Page:James Guillaume - L'Internationale, I et II.djvu/254

La bibliothèque libre.
Le texte de cette page a été corrigé et est conforme au fac-similé.

espéré grouper autour de leur drapeau, s'étaient laissé effrayer par la presse conservatrice agitant le spectre rouge et exploitant la terreur qu'inspiraient aux têtes faibles les discussions du Congrès de Bâle sur la propriété collective et le droit d'héritage. Ainsi, il n'avait servi de rien d'écarter de l'ordre du jour des assemblées de l'Internationale genevoise ces terribles questions, si inopportunes, et de se cantonner strictement sur le terrain des questions « pratiques », groupement corporatif, coopération, crédit ; il n'avait servi de rien qu'à Bâle Grosselin et Henri Perret se fussent abstenus, ou prudemment absentés : on n'en avait pas moins exploité contre les intérêts politiques des ambitieux meneurs des ouvriers genevois ces « utopies », épouvantail des gros et des petits bourgeois, que des « esprits chimériques », des « fous » tels que Bakounine et ses amis, avaient lancées comme des brandons de discorde au sein des Sections de Genève. On prit donc, dans les conciliabules des comités, la résolution d'en finir avec les collectivistes, auteurs réels, disait-on, de l'échec électoral du 14 novembre, et de manœuvrer de façon à soustraire une fois pour toutes les ouvriers genevois et la Fédération romande à leur néfaste influence. Mais il ne fallait pas démasquer ses batteries avant l'heure où le plan de bataille aurait été savamment combiné dans tous ses détails, et, pour le moment, on trouva politique de faire bonne mine à mauvais jeu.

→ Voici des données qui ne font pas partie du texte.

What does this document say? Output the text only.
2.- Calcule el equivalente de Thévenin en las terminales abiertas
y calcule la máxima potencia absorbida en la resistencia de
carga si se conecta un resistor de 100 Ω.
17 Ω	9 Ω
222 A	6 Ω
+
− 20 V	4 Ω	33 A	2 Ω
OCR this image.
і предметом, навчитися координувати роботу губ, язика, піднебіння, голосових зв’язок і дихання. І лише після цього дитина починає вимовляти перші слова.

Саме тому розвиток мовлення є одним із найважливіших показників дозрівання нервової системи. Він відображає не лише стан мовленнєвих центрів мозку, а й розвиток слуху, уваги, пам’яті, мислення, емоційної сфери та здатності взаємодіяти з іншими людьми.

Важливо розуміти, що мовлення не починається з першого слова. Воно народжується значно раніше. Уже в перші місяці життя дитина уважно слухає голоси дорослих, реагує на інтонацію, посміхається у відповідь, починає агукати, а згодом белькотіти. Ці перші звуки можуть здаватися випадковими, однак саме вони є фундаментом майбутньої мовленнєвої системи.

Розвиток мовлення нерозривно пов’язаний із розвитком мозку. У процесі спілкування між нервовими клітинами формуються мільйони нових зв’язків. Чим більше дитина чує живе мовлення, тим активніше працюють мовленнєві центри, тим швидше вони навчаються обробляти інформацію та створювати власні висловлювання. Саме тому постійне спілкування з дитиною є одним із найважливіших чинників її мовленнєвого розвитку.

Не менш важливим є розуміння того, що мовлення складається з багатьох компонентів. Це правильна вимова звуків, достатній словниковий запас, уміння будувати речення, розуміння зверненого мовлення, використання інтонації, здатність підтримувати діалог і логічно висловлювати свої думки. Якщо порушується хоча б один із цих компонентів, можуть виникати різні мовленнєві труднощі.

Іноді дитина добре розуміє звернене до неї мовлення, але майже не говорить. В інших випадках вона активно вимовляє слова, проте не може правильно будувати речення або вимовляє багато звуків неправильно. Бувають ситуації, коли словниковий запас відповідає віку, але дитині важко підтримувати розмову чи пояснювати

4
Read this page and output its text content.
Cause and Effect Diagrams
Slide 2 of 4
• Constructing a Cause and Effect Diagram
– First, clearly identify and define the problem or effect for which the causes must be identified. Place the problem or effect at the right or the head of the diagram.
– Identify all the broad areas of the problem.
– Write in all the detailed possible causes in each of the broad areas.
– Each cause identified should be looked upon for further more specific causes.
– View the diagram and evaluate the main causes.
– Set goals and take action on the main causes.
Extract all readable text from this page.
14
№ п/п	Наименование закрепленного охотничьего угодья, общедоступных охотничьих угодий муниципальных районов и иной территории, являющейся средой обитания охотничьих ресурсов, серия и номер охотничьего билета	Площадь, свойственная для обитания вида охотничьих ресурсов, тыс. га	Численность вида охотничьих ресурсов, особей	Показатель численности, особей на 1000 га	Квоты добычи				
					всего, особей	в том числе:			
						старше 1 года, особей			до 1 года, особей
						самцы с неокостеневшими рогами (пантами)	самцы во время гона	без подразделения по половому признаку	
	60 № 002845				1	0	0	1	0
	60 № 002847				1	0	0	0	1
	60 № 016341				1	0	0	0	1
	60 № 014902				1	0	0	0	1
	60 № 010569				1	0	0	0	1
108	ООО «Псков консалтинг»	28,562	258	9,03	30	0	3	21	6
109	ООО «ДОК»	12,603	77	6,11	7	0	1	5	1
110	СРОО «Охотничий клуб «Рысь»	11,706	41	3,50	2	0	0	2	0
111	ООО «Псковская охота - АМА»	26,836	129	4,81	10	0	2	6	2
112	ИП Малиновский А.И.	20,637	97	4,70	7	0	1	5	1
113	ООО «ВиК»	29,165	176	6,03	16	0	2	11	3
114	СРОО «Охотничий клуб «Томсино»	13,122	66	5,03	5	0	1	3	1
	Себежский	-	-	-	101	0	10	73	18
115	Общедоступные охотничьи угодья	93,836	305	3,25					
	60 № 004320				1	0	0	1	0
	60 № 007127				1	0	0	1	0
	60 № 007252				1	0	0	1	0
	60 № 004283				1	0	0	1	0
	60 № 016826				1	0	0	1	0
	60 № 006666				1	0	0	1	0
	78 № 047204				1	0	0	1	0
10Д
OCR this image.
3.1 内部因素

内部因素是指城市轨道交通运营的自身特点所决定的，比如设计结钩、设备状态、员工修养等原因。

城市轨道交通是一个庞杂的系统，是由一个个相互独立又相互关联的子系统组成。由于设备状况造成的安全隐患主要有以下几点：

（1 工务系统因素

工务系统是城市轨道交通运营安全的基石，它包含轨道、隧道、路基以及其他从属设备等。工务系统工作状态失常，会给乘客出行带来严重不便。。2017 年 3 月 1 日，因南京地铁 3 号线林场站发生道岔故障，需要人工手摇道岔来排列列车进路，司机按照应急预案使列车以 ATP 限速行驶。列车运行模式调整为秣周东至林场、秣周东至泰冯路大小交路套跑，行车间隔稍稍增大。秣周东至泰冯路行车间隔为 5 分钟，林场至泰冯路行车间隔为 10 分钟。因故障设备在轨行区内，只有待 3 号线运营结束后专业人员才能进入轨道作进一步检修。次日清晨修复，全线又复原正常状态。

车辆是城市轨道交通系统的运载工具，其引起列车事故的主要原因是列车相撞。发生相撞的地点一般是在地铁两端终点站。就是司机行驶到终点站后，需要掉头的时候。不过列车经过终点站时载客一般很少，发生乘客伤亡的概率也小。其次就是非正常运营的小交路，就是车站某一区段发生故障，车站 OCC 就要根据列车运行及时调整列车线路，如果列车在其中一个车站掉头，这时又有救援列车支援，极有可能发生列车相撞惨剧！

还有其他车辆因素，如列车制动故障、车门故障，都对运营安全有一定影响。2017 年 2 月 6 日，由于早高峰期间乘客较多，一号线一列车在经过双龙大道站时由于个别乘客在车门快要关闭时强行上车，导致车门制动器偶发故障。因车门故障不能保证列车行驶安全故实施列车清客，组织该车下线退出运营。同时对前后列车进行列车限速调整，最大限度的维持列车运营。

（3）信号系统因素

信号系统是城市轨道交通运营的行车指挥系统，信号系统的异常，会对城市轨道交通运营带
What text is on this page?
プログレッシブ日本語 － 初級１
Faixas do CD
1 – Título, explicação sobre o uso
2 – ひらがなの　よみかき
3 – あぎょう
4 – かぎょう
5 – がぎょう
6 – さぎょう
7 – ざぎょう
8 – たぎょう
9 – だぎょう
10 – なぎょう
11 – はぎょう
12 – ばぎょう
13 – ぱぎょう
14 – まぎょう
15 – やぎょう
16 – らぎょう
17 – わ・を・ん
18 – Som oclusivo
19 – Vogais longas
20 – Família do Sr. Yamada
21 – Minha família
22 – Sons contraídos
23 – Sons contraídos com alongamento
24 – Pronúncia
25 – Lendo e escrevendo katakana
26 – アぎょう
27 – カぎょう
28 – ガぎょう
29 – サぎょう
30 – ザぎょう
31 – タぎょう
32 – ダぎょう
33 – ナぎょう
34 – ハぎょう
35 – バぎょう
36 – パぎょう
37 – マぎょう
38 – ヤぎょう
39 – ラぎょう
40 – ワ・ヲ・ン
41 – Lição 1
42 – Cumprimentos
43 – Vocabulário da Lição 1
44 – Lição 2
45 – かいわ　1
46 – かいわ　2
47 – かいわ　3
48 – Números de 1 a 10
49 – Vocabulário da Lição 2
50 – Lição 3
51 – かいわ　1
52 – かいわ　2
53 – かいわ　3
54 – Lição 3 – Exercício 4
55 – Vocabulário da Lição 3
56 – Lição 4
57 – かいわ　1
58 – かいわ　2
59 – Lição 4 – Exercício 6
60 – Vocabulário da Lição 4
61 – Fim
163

Deux semaines après l'élection, l’Égalité (n° 45, 27 novembre) rompit le silence qu'elle avait observé jusque-là. Le Conseil de rédaction avait jugé qu'il était nécessaire d'exposer ce qu'il estimait être le point de vue auquel devait se placer l'Internationale en matière de politique électorale ; le journal publia donc, sous ce titre : Les partis politiques à Genève et l'Internationale, un article écrit par Perron, dont je reproduis les principaux passages :

« À propos des dernières élections du pouvoir exécutif à Genève, on a fait intervenir à tort et à travers le nom de notre Association.

« Un des partis politiques en présence, le parti indépendant[1], accuse le parti radical d'avoir fait alliance avec l'Internationale.

« Il est de notre devoir de repousser cette affirmation, non point qu'elle puisse tromper beaucoup de monde à Genève, mais pour que notre silence ne soit pas interprété comme un aveu par ceux qui ne peuvent juger de ce qui se passe ici que par les récits des journaux.

« À la vérité, le parti radical a choisi comme l'un de ses candidats au Conseil d'État un ouvrier membre de l'Internationale[2] ; il est vrai encore que la généralité des ouvriers genevois ont voté la liste radicale, mais cela ne saurait en aucune manière engager notre Association.

« L'Internationale, ses Statuts généraux sont des plus précis à cet égard, ne peut et ne doit poursuivre que l’émancipation économique des travailleurs, grand but auquel doit être subordonné tout mouvement politique (Statuts généraux, § 3).

« Or, le Conseil d'État n'ayant ni la mission ni le pouvoir d'émanciper économiquement les travailleurs, l'Internationale ne pouvait avoir aucune raison de s'occuper de cette élection.

« Si, individuellement, les ouvriers ont voté la liste radicale, c'est que, vraisemblablement, ils ont gardé la mémoire de la conduite haineuse et violente du parti indépendant et de son Conseil d'État durant les grèves de 1868 et 1869, c'est qu'ils désiraient pour ces motifs éloigner des affaires publiques des hommes qui avaient abusé de leur pouvoir, en intervenant partialement en faveur des patrons dans un débat où ils n'avaient que faire.

« Les ouvriers genevois ont agi en ceci comme les ouvriers parisiens nommant les irréconciliables : non dans l'attente de réformes sociales

  1. C'est le nom que se donne à Genève le parti conservateur.